Monday, December 30, 2013

Boys sewing: Buckles and Bobbins

Zach (age 11 now) developed an interest in sewing a couple of years ago.  Unfortunately, he did not develop any patience to go along with it, so his sewing efforts have thus far been pitiful to say the least.  Sewing is not a speedy hobby, at least not in the beginning that is for sure.  Zach is a book learner to the core, so I started my hunt to find him some sewing books to aid my hands-on teaching.  Needless to say, the choices among books for teaching a boy to sew are few, or at least they were a couple of years ago.  [Anyone know of newer choices?]

We got a couple generic learn to sew books for kids to show how a machine worked, how to thread a needle, how to straight stitch and so forth (to reinforce the hands on componenent), and one complete with shapes to sew over to practice curves and basic manipulation of paper (leading to fabric manipulation while in the machine of course).  But then we had a lack of progress in terms of real projects beyond a pillowcase or other super simple things.  Most "first project" stuff really appeals more to girls (simple skirt and so forth).

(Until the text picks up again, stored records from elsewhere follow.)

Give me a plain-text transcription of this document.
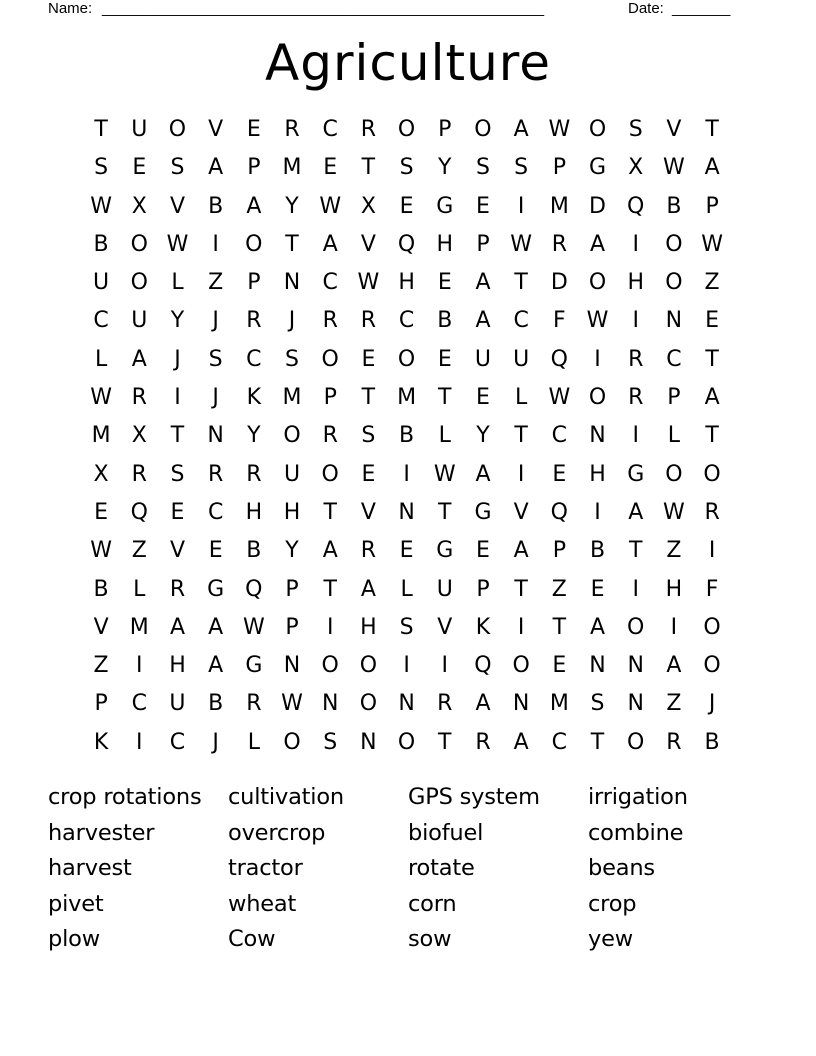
Name: _____________________________________________________	Date: _______
Agriculture
T	U O	V	E	R	C	R O	P	O	A W O	S	V	T
S	E	S	A	P	M E	T	S	Y	S	S	P	G	X W A
W X	V	B	A	Y W X	E	G	E	I	M D Q B	P
B O W	I	O	T	A	V Q H	P W R	A	I	O W
U O	L	Z	P	N	C W H	E	A	T	D O H O Z
C	U	Y	J	R	J	R	R	C	B	A	C	F W	I	N	E
L	A	J	S	C	S	O	E	O	E	U	U Q	I	R	C	T
W R	I	J	K M	P	T M T	E	L W O R	P	A
M X	T	N	Y	O R	S	B	L	Y	T	C	N	I	L	T
X	R	S	R	R	U O	E	I	W A	I	E	H G O O
E	Q	E	C	H H	T	V	N	T	G	V Q	I	A W R
W Z	V	E	B	Y	A	R	E	G	E	A	P	B	T	Z	I
B	L	R	G Q	P	T	A	L	U	P	T	Z	E	I	H	F
V M A	A W P	I	H	S	V	K	I	T	A O	I	O
Z	I	H	A	G N O O	I	I	Q O	E	N N	A O
P	C	U	B	R W N O N	R	A	N M S	N	Z	J
K	I	C	J	L	O	S	N O	T	R	A	C	T	O R	B
crop rotations	cultivation	GPS system	irrigation
harvester	overcrop	biofuel	combine
harvest	tractor	rotate	beans
pivet	wheat	corn	crop
plow	Cow	sow	yew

Then I came across this book, geared for older boys.  It is a bit pricey honestly, but I have nothing but praise for the content.  It is a complete first sewing course with projects, and  not all of them are super super simple.  They truly put some thought into what would appeal to a boy, especially an older boy, and then taught them how to make it.  I think boys especially need a final product to be interested at all, and a pillowcase is not going to cut it.  Zach does not want to sit down and practice stitching with nothing at the end, or practice putting a button on nothing.  He needs a garment.  So boys will practice a zipper in an actual bag they want to use, or a cargo pocket on a fun pair of pants. 

This book has pull-out, full-size pattern sheets.  The kids will need to learn to trace off the size they need for the garments (size 8-16!!!!) on paper or whatever tracing medium you are using, then do the project.  The instructions for the projects are clear and concise, simple without being dumbed down.

We haven't made all the projects, but one we use repeatedly is the PJ pant/short pattern and simple V-neck, scrub-style PJ top with a simple facing.  Since his patience is low, I have taken over the sewing of these most of the time, but your child would have little to no trouble doing the pants on his own, slightly more with putting in the facing on the neckline of the top, but still very doable.  The pants have a modification from PJs to daywear with a pattern add-on of side pockets and/or leg cargo pockets. 

Again, I have nothing but praise for the very existence of this book to help boys, especially older boys, learn to sew with projects of interest to the age group.  The content is good, clear and simple without being overly simplistic.  They can create projects or gifts.  Fit on the garments for stated sizing may be a bit generous but not awful, and very compatible with other typical envelope patterns.  5 stars for this one!

Wednesday, December 18, 2013

And still more Greeks ....

Yeah, we're still studying Greeks.  There is a TON to dig into during this period of course.  In terms of all of us together, we read The Librarian Who Measured the Earth by Kathryn Lasky.

Kathryn Lasky is one of my favorite authors for kids, and this book did not disappoint.  It is a nicely-illustrated biography picture book about Eratosthenes, the Greek who came up with a way to measure the circumference of the earth.  It talks about his life, his intense curiosity about everything and finally the method he used to calculate the circumference of the earth (which was incredibly accurate by the way!).  Given the content and calculations, even though it is a picture book, it suits upper elementary better than lower elementary students.  My 6th grader liked it a lot even, and he rarely will admit to loving a picture book lately.  My 1st grader liked the story okay, but the calculations of course were well beyond her understanding, even with the good pictures and descriptions.  You really need basic geometry at 2nd or 3rd grade level to get much out of that part.  What a fantastic book though, and a great addition to our ancient history studies this year.

Sunday, December 08, 2013

Homer and other Greek thoughts

For the past several weeks, the kids and I have been looking at Ancient Greece.  This is our second time through, Zach at least having done this roughly 5 years ago.  Obviously, he was very young and we didn't have the tagalongs we do currently.  I needed the same simple myths he did as an intro for Lily and, to some degree Noah, but also more in depth resources for an older and much more educated Zach.  Hence, we this time dove into "The Children's Homer" by Padraic Colum.  Not sure I will do this again.

Whew. If I did this again, I think I would get an audio version. The translator/author of this version clearly did not like commas. With complex syntax at times, and sentences that can wrap several lines of text, a few commas here and there would have really really helped this mom and her kids keep the flow of thought together during this read-aloud.

That said, it was a good version for my 3rd and 6th graders who were new to Homer other than very simplified/picture book versions. This was our "middle of the road" version for them, having done Greece a few years ago with the picture book tales. So, they came into it knowing the stories in brief. It does have illustrations (simple line drawings) each chapter. The story is understandable, with the very occasional vocabulary word new to my kids ("affrighted" being an example).

A good choice but not outstanding to us.